Be that as I may. The skull with mandible alleged to have been seized was sent to the experts to conduct Super Imposition Test. But, on verification the skull with the mandible sent to them, the experts have opined that it is not possible to conduct Super Imposition Test. However, the DNA test conducted by FSL to verify whether the dead body was belonging to the deceased or not, was found to be successful. E.x. P. 40 is the DNA Test Report. The said report reveals that the deceased Rameebai, Sri Lakshma Naik (brother) and Smt. Gangibai (sister) are the offspring of the same biological parents. By means DNA Test, the Investigating Authority is successful to identify the dead body as that of the deceased Rameebai. However, we find that there is no material to connect the accused with the said crime.
9. The recovery panchas have turned hostile to the case of the prosecution. The Super Imposition Test has failed. Therefore, it cannot definitely be said that the skull with mandible seized by the police during the course of investigation were belonging to the deceased Rameebai. However, as mentioned supra, the DNA Test confirms that deceased and her sister are from the same biological parents.

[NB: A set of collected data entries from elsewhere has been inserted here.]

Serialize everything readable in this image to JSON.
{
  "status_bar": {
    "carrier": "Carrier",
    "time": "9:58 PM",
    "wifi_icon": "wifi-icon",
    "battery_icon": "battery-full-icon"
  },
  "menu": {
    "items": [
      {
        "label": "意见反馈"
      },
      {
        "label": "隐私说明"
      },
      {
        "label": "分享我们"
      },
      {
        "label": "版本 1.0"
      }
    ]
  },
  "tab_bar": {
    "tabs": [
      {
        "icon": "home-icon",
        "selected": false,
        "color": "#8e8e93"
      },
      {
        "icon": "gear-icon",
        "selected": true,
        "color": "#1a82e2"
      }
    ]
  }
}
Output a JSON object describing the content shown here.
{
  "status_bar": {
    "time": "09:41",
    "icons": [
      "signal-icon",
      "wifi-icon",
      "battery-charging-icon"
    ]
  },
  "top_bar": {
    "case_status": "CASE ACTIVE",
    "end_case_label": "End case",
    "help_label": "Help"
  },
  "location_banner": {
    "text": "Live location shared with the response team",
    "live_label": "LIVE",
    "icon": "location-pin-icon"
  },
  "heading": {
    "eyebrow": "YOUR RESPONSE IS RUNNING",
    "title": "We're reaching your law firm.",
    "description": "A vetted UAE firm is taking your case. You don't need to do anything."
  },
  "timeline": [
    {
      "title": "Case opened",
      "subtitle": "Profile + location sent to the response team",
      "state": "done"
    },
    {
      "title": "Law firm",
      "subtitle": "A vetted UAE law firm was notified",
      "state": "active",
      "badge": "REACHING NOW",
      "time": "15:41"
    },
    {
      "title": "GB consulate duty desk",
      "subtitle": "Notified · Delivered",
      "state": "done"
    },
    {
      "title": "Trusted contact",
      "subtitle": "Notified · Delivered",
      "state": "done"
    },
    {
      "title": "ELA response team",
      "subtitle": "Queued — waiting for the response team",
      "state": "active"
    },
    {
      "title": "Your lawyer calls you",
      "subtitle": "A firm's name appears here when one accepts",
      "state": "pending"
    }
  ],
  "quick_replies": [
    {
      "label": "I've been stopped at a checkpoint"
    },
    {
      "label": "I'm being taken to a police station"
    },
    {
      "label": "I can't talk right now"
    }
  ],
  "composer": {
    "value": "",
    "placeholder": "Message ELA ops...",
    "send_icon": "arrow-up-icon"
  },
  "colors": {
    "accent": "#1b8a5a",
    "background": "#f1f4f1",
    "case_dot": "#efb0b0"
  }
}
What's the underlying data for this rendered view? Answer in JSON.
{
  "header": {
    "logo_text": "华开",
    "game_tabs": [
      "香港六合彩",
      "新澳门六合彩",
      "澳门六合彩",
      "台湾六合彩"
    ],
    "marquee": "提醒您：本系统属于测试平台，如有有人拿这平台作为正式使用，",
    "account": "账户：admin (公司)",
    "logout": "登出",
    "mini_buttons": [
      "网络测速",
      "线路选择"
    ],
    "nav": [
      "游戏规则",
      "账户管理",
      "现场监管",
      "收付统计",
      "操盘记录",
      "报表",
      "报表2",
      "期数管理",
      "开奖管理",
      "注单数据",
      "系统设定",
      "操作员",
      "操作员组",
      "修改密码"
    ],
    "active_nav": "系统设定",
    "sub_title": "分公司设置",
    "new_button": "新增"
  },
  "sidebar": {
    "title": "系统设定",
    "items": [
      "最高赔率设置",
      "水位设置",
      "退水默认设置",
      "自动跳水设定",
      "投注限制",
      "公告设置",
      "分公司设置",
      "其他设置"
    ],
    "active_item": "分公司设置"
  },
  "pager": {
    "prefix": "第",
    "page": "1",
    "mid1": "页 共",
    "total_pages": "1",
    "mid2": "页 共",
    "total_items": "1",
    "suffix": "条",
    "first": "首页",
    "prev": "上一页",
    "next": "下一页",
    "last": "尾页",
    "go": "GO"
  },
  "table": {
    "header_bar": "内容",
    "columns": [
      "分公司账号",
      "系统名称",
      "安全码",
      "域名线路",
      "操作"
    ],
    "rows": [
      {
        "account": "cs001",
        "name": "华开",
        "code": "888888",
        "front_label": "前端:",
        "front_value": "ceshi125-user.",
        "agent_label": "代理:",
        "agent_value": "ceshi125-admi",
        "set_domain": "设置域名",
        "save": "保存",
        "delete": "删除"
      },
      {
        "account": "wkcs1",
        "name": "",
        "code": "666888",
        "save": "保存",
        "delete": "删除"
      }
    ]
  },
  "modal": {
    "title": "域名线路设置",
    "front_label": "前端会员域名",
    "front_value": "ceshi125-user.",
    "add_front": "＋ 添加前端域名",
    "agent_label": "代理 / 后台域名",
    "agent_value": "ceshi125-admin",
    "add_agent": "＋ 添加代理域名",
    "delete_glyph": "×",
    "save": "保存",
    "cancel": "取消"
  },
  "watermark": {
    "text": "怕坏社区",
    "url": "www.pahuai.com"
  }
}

10. It is no doubt true that the FSL Report-Ex. P. 24 supports the case of the prosecution. All the articles sent to FSL including the chopper, clothes of the deceased, bed-sheets, etc. found in the house, were all containing ''B'' blood group. Thus is it clear that the incident has taken place in the matrimonial home of the deceased. But, in the absence of any material to show that the accused had come from the Bombay during relevant point of time, it would be very hard to believe the case of the prosecution that the accused has committed the murder.
11. The material on record, more particularly, the evidence of P.Ws. 1 to 5, explains the circumstances of abscondence of the accused. As mentioned supra, the accused normally resides at Bombay. There is nothing on record to show that, in spite of the accused coming to know about the murder of his wife, he remained absconding and he did not come back to the village. No material is produced by the Investigating Officer to show that they made search of the accused in various places including Bombay.
12. In the light of such shaky material on record, in our considered opinion, the benefit of doubt should go in favour of the accused. The circumstances relied upon by the prosecution are not proved by the prosecution satisfactorily and beyond reasonable doubt. In view of the same, the appeal is entitled to be allowed.
13. Accordingly, the appeal is allowed. The judgment of conviction and order of sentence dated 29-12-2012 passed by the FTC-V, Madhugiri, in S.C. No. 64 of 2011 is set aside. The accused is acquitted of the charges levelled against him. He shall be released forthwith, if he is not required in any other case.